Alpaca fiber has little guard hair and no lanolin. It is unusually strong and resilient. Fabrics made of alpaca fiber are easy to care for and long-lived. Alpaca fiber does not contain lanolin and does not require the scouring that sheep wool does. It is hollow inside, making it possible to produce garments that are very warm and very light. These and other qualities make alpaca fiber a sought out commodity in commercial textile houses.

Archaeologists have discovered a great deal of alpaca fiber goods from graves and religious sites predating the Inca Empire in South America, a true testament to the durability of alpaca fiber and its long history.

Luxurious, versatile, natural and hypoallergenic, alpaca fiber offers many advantages.

The United States has enjoyed a strong "breeders market" for the past twenty years, and much of the industry has revolved around establishing a National herd of sufficient numbers to support a more traditional livestock industry model.

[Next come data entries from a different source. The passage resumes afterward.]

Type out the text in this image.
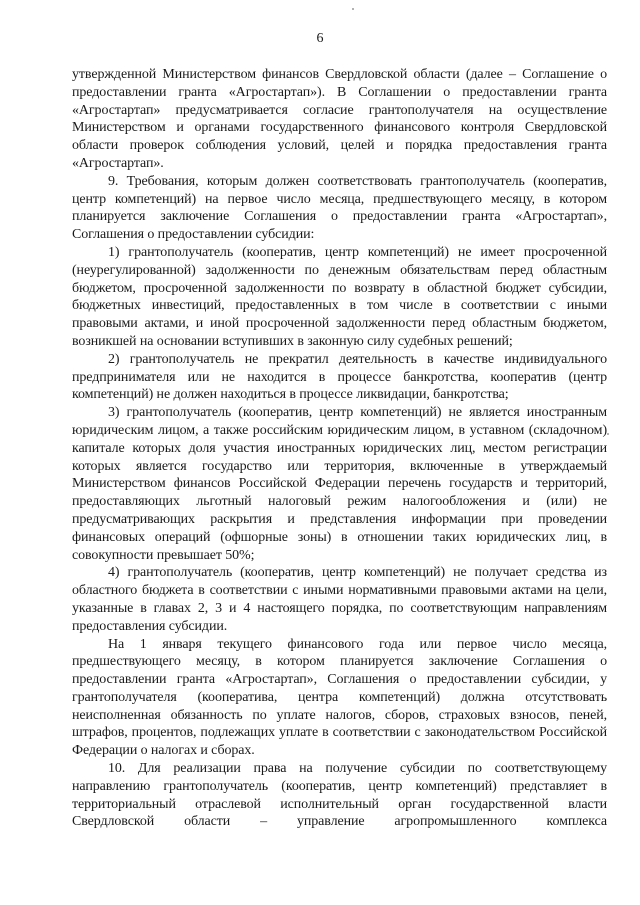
6

утвержденной Министерством финансов Свердловской области (далее – Соглашение о предоставлении гранта «Агростартап»). В Соглашении о предоставлении гранта «Агростартап» предусматривается согласие грантополучателя на осуществление Министерством и органами государственного финансового контроля Свердловской области проверок соблюдения условий, целей и порядка предоставления гранта «Агростартап».

9. Требования, которым должен соответствовать грантополучатель (кооператив, центр компетенций) на первое число месяца, предшествующего месяцу, в котором планируется заключение Соглашения о предоставлении гранта «Агростартап», Соглашения о предоставлении субсидии:

1) грантополучатель (кооператив, центр компетенций) не имеет просроченной (неурегулированной) задолженности по денежным обязательствам перед областным бюджетом, просроченной задолженности по возврату в областной бюджет субсидии, бюджетных инвестиций, предоставленных в том числе в соответствии с иными правовыми актами, и иной просроченной задолженности перед областным бюджетом, возникшей на основании вступивших в законную силу судебных решений;

2) грантополучатель не прекратил деятельность в качестве индивидуального предпринимателя или не находится в процессе банкротства, кооператив (центр компетенций) не должен находиться в процессе ликвидации, банкротства;

3) грантополучатель (кооператив, центр компетенций) не является иностранным юридическим лицом, а также российским юридическим лицом, в уставном (складочном) капитале которых доля участия иностранных юридических лиц, местом регистрации которых является государство или территория, включенные в утверждаемый Министерством финансов Российской Федерации перечень государств и территорий, предоставляющих льготный налоговый режим налогообложения и (или) не предусматривающих раскрытия и представления информации при проведении финансовых операций (офшорные зоны) в отношении таких юридических лиц, в совокупности превышает 50%;

4) грантополучатель (кооператив, центр компетенций) не получает средства из областного бюджета в соответствии с иными нормативными правовыми актами на цели, указанные в главах 2, 3 и 4 настоящего порядка, по соответствующим направлениям предоставления субсидии.

На 1 января текущего финансового года или первое число месяца, предшествующего месяцу, в котором планируется заключение Соглашения о предоставлении гранта «Агростартап», Соглашения о предоставлении субсидии, у грантополучателя (кооператива, центра компетенций) должна отсутствовать неисполненная обязанность по уплате налогов, сборов, страховых взносов, пеней, штрафов, процентов, подлежащих уплате в соответствии с законодательством Российской Федерации о налогах и сборах.

10. Для реализации права на получение субсидии по соответствующему направлению грантополучатель (кооператив, центр компетенций) представляет в территориальный отраслевой исполнительный орган государственной власти Свердловской области – управление агропромышленного комплекса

In the United States there is a strong organization of regional associations supported by a national breed organization, and a state of the art, DNA based registry. Steps are being taken to establish a domestic alpaca fiber industry, including the creation a alpaca fiber producer's cooperative.

The history of the alpaca industry is as rich as it is long.

Even if the thousands of years of history predating the arrival of Europeans in South America are ignored, the path leads from the Andean highlands to Great Britain, Australia and the United States, and it takes us from indigenous peoples providing hand crafted goods to the halls of exclusive fashion houses in Europe and Asia.